Legal/Political/Economic/ Events Impacting US Dollar
Pressure mounts on US president to leave office before 20 January
At the time of this writing, no public statement surrounding the issue of leaving office has been issued by President Trump. Bloomberg reports mounting pressure on Vice President Mike Pence to gather the President’s cabinet and bring about Mr Trump’s removal from office by invoking the 25th Amendment of the U.S. Constitution. Speaker of the House Nancy Pelosi is expected to move on a House resolution that gives Vice President Pence 24-hours to invoke the 25th Amendment. If Mr Pence does not meet the 24-hour deadline, the House will then move to impeach the President.
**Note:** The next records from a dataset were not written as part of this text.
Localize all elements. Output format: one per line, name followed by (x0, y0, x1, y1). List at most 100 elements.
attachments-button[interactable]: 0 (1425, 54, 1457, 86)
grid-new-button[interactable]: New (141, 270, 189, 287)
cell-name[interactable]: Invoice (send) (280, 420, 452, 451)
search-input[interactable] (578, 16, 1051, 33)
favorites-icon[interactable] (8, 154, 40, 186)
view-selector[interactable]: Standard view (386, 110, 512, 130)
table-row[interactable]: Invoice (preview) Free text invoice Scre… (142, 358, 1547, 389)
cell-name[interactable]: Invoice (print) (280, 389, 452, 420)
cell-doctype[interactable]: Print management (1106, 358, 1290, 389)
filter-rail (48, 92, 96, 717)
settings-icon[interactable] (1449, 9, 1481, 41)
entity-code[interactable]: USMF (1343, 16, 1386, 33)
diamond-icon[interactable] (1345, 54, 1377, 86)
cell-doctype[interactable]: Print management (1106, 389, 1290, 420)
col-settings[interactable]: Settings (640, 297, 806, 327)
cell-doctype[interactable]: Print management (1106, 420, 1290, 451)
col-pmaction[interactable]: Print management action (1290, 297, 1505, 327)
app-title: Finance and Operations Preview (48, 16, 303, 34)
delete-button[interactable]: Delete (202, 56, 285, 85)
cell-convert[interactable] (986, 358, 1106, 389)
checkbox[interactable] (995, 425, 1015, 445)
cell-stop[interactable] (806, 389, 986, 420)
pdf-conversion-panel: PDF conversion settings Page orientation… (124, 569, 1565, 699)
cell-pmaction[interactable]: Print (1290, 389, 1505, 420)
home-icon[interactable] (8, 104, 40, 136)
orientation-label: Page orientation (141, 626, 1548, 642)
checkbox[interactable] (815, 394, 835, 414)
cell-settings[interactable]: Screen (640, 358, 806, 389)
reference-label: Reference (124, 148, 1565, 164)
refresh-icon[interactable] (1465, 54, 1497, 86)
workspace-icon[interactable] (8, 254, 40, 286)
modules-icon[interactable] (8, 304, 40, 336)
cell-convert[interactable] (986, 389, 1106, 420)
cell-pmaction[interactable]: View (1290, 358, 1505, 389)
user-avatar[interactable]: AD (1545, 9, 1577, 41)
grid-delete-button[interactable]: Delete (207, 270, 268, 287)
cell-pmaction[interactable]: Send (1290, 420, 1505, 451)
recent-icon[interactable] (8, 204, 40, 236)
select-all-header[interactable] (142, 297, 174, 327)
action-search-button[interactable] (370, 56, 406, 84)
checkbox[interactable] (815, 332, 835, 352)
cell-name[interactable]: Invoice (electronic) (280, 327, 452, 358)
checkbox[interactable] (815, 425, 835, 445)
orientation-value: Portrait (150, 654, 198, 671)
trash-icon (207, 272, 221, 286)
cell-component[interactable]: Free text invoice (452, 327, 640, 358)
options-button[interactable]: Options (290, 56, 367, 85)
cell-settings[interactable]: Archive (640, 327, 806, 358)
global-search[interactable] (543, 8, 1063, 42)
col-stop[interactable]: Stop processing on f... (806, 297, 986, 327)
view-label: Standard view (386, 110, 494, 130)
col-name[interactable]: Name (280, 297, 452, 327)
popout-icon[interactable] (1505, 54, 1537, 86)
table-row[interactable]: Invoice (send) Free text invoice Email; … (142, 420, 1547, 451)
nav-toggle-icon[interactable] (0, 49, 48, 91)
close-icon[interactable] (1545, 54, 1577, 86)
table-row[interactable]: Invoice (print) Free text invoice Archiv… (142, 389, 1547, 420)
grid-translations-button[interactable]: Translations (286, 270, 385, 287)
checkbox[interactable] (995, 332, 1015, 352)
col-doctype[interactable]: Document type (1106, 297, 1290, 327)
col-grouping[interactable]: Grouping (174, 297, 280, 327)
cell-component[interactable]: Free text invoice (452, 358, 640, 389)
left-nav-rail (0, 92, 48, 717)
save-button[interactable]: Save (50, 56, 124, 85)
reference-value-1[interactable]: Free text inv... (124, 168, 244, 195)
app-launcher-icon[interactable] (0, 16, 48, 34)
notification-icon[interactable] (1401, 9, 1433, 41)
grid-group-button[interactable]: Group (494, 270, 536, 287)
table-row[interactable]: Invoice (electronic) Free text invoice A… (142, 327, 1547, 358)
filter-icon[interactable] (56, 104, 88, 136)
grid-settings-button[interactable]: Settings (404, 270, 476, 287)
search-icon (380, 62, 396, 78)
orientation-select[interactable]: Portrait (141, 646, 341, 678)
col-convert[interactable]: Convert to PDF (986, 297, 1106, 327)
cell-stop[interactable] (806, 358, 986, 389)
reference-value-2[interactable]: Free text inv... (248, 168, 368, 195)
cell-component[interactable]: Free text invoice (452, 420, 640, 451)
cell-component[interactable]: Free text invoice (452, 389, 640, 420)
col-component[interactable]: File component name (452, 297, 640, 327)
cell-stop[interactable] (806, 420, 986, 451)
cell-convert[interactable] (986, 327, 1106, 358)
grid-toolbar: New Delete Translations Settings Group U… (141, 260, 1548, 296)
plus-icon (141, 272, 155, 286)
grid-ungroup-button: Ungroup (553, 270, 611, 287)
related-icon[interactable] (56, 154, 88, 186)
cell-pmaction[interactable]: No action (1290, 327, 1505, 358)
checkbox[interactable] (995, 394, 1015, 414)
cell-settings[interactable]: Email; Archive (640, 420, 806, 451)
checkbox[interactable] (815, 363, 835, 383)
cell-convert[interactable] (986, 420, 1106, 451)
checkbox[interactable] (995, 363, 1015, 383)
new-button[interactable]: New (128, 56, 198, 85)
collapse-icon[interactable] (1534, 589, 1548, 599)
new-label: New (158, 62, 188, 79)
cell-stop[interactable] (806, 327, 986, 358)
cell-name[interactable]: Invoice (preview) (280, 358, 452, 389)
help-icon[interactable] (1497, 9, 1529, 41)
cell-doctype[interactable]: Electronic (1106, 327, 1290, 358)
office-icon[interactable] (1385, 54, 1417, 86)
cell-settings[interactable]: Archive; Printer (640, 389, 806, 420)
Section 4 of the 25th Amendment allows the Vice-President and “a majority of either the principal officers of the executive departments or of such body as Congress may by law provide” to transmit a written declaration to the President pro tempore of the Senate and the Speaker of the House that the President is no longer fit to serve.
The U.S. Department of Labor today reported that non-farm payroll employment fell by 140,000 jobs in December 2020. The unemployment rate remained at 6.7%, the same rate as reported in December 2020. Significant losses were in the retail and hospitality sectors, according to the Labor Department. Approximately 10.7 million people are out of work.
This morning I decided to take a look at how the U.S. dollar is faring this week against the Ghanaian, Nigerian, and Kenyan currencies in comparison to the Swiss franc, Chinese yuan (offshore), and the British pound. In my opinion the United States hasn’t demonstrated that it wants to be a significant trading partner with the African continent, but with a new administration and China’s well documented economic forays on the Continent, that may change.